Associate Prof. Emma Ridley

BNutriDietet, APD, MPH, PhD

Lead, Nutrition Program and NHMRC Emerging Leadership Fellow, ANZIC RC, School of Public Health and Preventive Medicine, Monash University, Melbourne, Australia.

I am a Senior Research Fellow and NHMRC Emerging Leadership Fellow (2020-2025) at Monash University, Melbourne. I am responsible for the strategic development and leadership of the Critical Care Nutrition Program at the Australian and New Zealand Intensive Care Research Centre (ANZIC-RC). After 12 years in critical care nutrition research, I completed my PhD in 2018 titled “Clinical and functional consequences of energy provided by nutrition in critically ill adults”. My research interests include understanding energy requirements across the hospitalisation period, including the clinical application of indirect calorimetry, as well as the effect of optimal nutrition delivery on short and long-term outcomes in ICU patients. I also continue to practice as a clinical dietitian in the ICU at The Alfred Hospital, Melbourne where I have worked for 18 years.

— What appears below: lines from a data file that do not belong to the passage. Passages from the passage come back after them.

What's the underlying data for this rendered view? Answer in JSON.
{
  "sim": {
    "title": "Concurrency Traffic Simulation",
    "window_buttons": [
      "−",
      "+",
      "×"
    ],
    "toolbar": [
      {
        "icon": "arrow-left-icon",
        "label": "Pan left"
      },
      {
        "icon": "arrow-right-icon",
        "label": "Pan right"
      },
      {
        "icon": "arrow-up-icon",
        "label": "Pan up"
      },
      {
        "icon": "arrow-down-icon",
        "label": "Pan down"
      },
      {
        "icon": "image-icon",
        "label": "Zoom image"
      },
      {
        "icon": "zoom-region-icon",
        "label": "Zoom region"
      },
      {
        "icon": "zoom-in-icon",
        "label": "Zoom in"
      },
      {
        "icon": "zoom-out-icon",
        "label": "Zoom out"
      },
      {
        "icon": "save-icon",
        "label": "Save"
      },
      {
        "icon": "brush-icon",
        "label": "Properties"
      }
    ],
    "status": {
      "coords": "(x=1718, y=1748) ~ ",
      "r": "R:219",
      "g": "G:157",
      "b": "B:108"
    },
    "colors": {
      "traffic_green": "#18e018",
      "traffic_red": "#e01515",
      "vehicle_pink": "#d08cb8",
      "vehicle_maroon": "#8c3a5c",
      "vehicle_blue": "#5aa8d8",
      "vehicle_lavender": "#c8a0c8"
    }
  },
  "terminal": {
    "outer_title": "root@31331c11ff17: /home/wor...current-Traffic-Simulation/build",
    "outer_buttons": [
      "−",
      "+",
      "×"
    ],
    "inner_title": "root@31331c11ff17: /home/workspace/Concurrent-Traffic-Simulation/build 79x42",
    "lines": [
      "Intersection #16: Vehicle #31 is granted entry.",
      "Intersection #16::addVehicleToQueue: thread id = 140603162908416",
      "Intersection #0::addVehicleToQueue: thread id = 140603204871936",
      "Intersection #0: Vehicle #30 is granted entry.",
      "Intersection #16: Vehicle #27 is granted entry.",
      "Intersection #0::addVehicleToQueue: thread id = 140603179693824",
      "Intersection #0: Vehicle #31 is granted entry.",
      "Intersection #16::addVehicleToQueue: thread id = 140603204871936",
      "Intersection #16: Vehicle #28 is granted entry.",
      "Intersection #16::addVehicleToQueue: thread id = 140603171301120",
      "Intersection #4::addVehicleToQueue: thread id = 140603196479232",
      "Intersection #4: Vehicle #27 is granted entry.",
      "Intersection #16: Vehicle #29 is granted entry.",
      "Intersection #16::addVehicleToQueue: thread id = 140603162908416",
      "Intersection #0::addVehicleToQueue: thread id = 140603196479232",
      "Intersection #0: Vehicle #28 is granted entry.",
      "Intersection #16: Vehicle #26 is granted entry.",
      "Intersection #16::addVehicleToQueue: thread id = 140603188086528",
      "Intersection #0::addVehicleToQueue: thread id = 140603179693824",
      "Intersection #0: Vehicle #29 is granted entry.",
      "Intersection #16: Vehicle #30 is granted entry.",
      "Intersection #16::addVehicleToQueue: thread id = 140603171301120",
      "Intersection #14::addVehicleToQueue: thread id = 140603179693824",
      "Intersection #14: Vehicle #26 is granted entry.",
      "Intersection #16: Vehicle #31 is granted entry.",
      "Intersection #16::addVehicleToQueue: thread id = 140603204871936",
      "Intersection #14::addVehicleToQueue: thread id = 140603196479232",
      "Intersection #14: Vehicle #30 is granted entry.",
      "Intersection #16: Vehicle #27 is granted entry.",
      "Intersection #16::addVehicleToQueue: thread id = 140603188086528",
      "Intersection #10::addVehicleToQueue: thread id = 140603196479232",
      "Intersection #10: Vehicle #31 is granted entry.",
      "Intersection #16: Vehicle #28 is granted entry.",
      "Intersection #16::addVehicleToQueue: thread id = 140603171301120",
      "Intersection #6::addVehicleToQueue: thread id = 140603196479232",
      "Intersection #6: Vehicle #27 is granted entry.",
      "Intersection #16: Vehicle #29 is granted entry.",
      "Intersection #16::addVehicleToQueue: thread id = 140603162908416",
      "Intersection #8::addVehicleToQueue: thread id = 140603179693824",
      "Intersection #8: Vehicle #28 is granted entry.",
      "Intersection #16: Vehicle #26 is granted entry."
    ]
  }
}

My leadership and research potential has been recognised internationally (European Society of Parenteral and Enteral Nutrition Early Career Faculty (2019-2023)), nationally (2011 Churchill Fellowship and 2019 Finalist for Dietitian of the Year), at the state level (2019 Finalist Victorian Premier’s Awards for Health and Medical Research) and locally within Monash University via a Faculty of Medicine, Nursing and Health Sciences Advancing Women’s Success Grant and an Early Career Publication Prize. I have international and national recognition as a critical care dietitian (listed as a Top 1% international expert on Energy Intake, Enteral Nutrition, Feeding Methods, Nutrition Therapy, Nutritional Physiological Phenomena, Nutritional Support, Parenteral Nutrition and Critical Care on Expertscape) and have delivered 46 invited presentations (including 7 keynote/plenary and 11 internationally), authored >95 publications (including in the New England Journal of Medicine and invited commentaries in The Lancet), served as an invited member on multiple conference organising committees and grant review panels (including for the NHMRC) and been the recipient of $10.8 million dollars of research funding with the various teams I work with, including an investigator initiated industry grant of $2.5 million as a CIA for follow up work which relates to my PhD (NCT03292237). I was recently awarded a 2022 MRFF Clinician Researchers: Nurses, Midwives and Allied Health grant of $1.49 million titled "A national platform for improving quality of nutrition care for critically ill adults and children".

I am passionate about contributing to the development of others from all disciplines and serve as the immediate past chair after being the inaugural Chair of the Novice Investigator Group within the Australian and New Zealand Intensive Care Society Clinical Trials Group.